Idempotency: it should not rely on a fixed daily trigger, since there is no guarantee the machine is on at that moment. So it runs every 2 hours after boot — skip if a day already has results, but run once for empty results; if git has no changes, do not push.

Quick Start

Requirements: macOS, Python 3, and an installed & logged-in Kimi CLI.

1. Clone the repos

git clone https://github.com/YuyaoGe/Paper_Agent_Skill.git # Skill + scripts
git clone https://github.com/YuyaoGe/paper_reader.git # data + frontend

2. Install the Skill into Kimi

cd Paper_Agent_Skill
mkdir -p ~/.kimi/skills
ln -sfn "$PWD" ~/.kimi/skills/hf-paper-filter

3. Verify the pipeline manually

# run_kimi_one_day.sh YYYY-MM-DD [paper_reader path]
./scripts/run_kimi_one_day.sh 2026-06-01 /path/to/paper_reader

4. (Optional) Backfill a historical range

# backfill_papers.sh START_DATE END_DATE [CONCURRENCY] [paper_reader path]
./scripts/backfill_papers.sh 2026-04-25 2026-05-26 6 /path/to/paper_reader
python3 ./scripts/merge_batches.py /path/to/paper_reader

5. Install the scheduled job for unattended runs

cp scripts/com.yuyaoge.paper-daily-fetch.plist ~/Library/LaunchAgents/
launchctl load -w ~/Library/LaunchAgents/com.yuyaoge.paper-daily-fetch.plist

Frontend

The final list is aggregated into paper_list.md, so the Agent can easily append to the end of the file and the frontend can easily parse it.

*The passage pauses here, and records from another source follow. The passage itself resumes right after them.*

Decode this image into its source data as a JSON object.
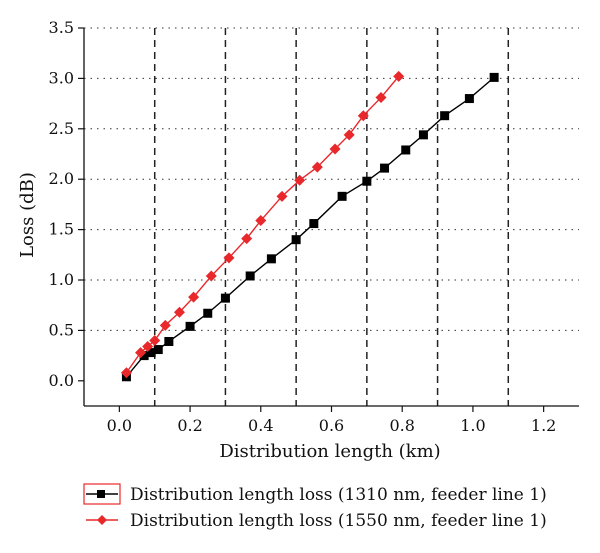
{
  "chart_data": {
    "type": "line",
    "title": "",
    "xlabel": "Distribution length (km)",
    "ylabel": "Loss (dB)",
    "xlim": [
      -0.1,
      1.3
    ],
    "ylim": [
      -0.25,
      3.5
    ],
    "x_ticks": [
      "0.0",
      "0.2",
      "0.4",
      "0.6",
      "0.8",
      "1.0",
      "1.2"
    ],
    "x_tick_values": [
      0.0,
      0.2,
      0.4,
      0.6,
      0.8,
      1.0,
      1.2
    ],
    "y_ticks": [
      "0.0",
      "0.5",
      "1.0",
      "1.5",
      "2.0",
      "2.5",
      "3.0",
      "3.5"
    ],
    "y_tick_values": [
      0.0,
      0.5,
      1.0,
      1.5,
      2.0,
      2.5,
      3.0,
      3.5
    ],
    "vertical_dashed_lines": [
      0.1,
      0.3,
      0.5,
      0.7,
      0.9,
      1.1
    ],
    "horizontal_grid": "dotted",
    "legend_position": "bottom",
    "series": [
      {
        "name": "Distribution length loss (1310 nm, feeder line 1)",
        "color": "#000000",
        "marker": "square",
        "x": [
          0.02,
          0.07,
          0.09,
          0.11,
          0.14,
          0.2,
          0.25,
          0.3,
          0.37,
          0.43,
          0.5,
          0.55,
          0.63,
          0.7,
          0.75,
          0.81,
          0.86,
          0.92,
          0.99,
          1.06
        ],
        "y": [
          0.04,
          0.25,
          0.28,
          0.31,
          0.39,
          0.54,
          0.67,
          0.82,
          1.04,
          1.21,
          1.4,
          1.56,
          1.83,
          1.98,
          2.11,
          2.29,
          2.44,
          2.63,
          2.8,
          3.01
        ]
      },
      {
        "name": "Distribution length loss (1550 nm, feeder line 1)",
        "color": "#e8282b",
        "marker": "diamond",
        "x": [
          0.02,
          0.06,
          0.08,
          0.1,
          0.13,
          0.17,
          0.21,
          0.26,
          0.31,
          0.36,
          0.4,
          0.46,
          0.51,
          0.56,
          0.61,
          0.65,
          0.69,
          0.74
        ],
        "y": [
          0.08,
          0.28,
          0.34,
          0.4,
          0.55,
          0.68,
          0.83,
          1.04,
          1.22,
          1.41,
          1.59,
          1.83,
          1.99,
          2.12,
          2.3,
          2.44,
          2.63,
          2.81
        ]
      }
    ],
    "series_extra_last_point": {
      "series": 1,
      "x": 0.79,
      "y": 3.02
    }
  }
}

The frontend is a pure static page: at runtime it pulls the Markdown down and parses it into cards, supporting tag filtering and date search:

// The frontend fetches the Markdown data source and parses it at runtime
const resp = await fetch('paper_list.md');
// Each entry: - **Title** `[Tag]` — [id](url) | [GitHub](url)
// > Chinese summary
currentPapers.push({ title, tags, links, desc });

It is hosted on GitHub Pages; the scheduled script pushes the updated paper_list.md to the cloud every day, and the page updates in sync.

paper_reader: what it looks like after filtering, tagging, and Chinese-summary generation — filterable by tag and sortable by date.

Overall Pipeline

Putting it all together, the full pipeline is:

 macOS launchd ──▶ daily_fetch.sh (every 2h, idempotent)
 │ split by day, run in parallel
 ▼
 run_kimi_one_day.sh × N (xargs -P 6)
 └─ Kimi CLI loads the hf-paper-filter Skill
 ├─ fetch_hf_papers.py Python pre-filter
 ├─ GitHub Contents API verify code presence
 └─ write Chinese summary + tags
 │ one JSON per day
 ▼
 paper_batches/YYYY-MM-DD.json
 │ merge_batches.py
 ▼
 paper_list.md ──git push──▶ GitHub Pages (frontend fetch + render)

The pieces are all pretty ordinary: the Python standard library for pre-filtering, Kimi CLI for judgment, xargs -P for parallelism, launchd for scheduling, a single paper_list.md as the data source, and a static page for display.